エッサウィラのように、風があって比較的涼しい町の女の人のハイク(全身を覆うマントのような長い布)でさえ白なのに、日ざしの強い、しかも夏には気温が50度を越えるようなエリアでなぜ「黒」という色が選ばれたのか、ちょっと不思議に思えます。
その疑問に答えてくれるような、とあるドライバーがしてくれた、モロッコの昔話です。
むかしむかし、まだモロッコが南の砂漠の国からやってくる人々と戦争をしていたような昔。
砂漠のほとりの町々でも、いずこの国とも同じように、戦に出かけて行くのは男達でした。
戦なのですから、当然傷付きながらも帰って来る男もいれば、そのまま家族の元へは戻ってこない男もいました。

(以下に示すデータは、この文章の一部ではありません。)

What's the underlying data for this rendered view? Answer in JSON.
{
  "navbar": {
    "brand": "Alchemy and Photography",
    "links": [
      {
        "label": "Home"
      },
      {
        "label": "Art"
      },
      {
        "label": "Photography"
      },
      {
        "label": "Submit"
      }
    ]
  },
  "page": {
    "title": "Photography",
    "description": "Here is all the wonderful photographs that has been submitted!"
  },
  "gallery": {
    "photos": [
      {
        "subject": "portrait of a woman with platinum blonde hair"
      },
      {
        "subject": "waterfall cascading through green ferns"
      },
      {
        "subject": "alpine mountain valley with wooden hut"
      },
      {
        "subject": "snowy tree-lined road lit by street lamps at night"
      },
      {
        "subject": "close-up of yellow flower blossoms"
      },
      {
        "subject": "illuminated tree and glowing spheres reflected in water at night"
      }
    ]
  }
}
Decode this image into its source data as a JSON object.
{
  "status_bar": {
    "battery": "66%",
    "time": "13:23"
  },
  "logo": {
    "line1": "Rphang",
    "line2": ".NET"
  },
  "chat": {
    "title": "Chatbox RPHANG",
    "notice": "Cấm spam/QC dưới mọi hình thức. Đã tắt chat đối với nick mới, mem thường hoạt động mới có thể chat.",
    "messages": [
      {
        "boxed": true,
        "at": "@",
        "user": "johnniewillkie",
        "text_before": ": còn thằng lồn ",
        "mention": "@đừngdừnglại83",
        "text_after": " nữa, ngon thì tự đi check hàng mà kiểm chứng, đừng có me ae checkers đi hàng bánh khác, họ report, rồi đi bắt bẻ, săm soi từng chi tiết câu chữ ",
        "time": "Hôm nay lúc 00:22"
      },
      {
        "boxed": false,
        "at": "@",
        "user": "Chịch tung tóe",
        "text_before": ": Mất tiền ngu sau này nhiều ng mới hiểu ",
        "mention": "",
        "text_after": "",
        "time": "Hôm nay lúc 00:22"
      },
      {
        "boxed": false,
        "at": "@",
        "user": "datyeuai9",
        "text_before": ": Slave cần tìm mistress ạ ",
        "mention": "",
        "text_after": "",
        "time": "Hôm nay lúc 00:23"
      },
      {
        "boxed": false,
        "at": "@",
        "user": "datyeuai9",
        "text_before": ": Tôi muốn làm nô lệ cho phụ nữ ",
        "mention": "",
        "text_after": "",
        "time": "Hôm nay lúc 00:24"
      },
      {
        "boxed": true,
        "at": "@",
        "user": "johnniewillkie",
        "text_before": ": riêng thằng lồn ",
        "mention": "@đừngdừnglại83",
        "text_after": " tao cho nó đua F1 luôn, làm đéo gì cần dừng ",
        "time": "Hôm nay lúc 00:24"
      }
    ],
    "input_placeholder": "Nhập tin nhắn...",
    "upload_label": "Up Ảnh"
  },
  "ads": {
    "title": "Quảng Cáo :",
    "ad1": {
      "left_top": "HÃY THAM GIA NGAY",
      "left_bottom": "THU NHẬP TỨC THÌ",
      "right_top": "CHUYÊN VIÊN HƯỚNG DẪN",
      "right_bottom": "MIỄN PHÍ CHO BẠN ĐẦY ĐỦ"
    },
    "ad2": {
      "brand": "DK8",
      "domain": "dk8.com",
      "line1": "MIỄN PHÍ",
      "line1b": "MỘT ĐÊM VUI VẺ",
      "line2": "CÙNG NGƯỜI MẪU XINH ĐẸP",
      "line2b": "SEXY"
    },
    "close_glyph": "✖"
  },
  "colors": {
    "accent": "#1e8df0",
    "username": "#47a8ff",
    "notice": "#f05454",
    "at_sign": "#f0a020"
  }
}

ある家では戦の終わりには葬式を出し、またある家では近所をはばかりながら、きっとひっそりと主人の帰還を祝っていたのでしょう。
けれども村から男達が減ってしまったのは村そのものにとっての悲しみであったし、女達も、黒い衣装で喪に服している人とそうでない人がいる事を心苦しく思った事から、みんなが同じ黒い衣装に身を包むことになったのが、南部モロッコで、女性達が黒い衣装を選んだ理由なのだということです。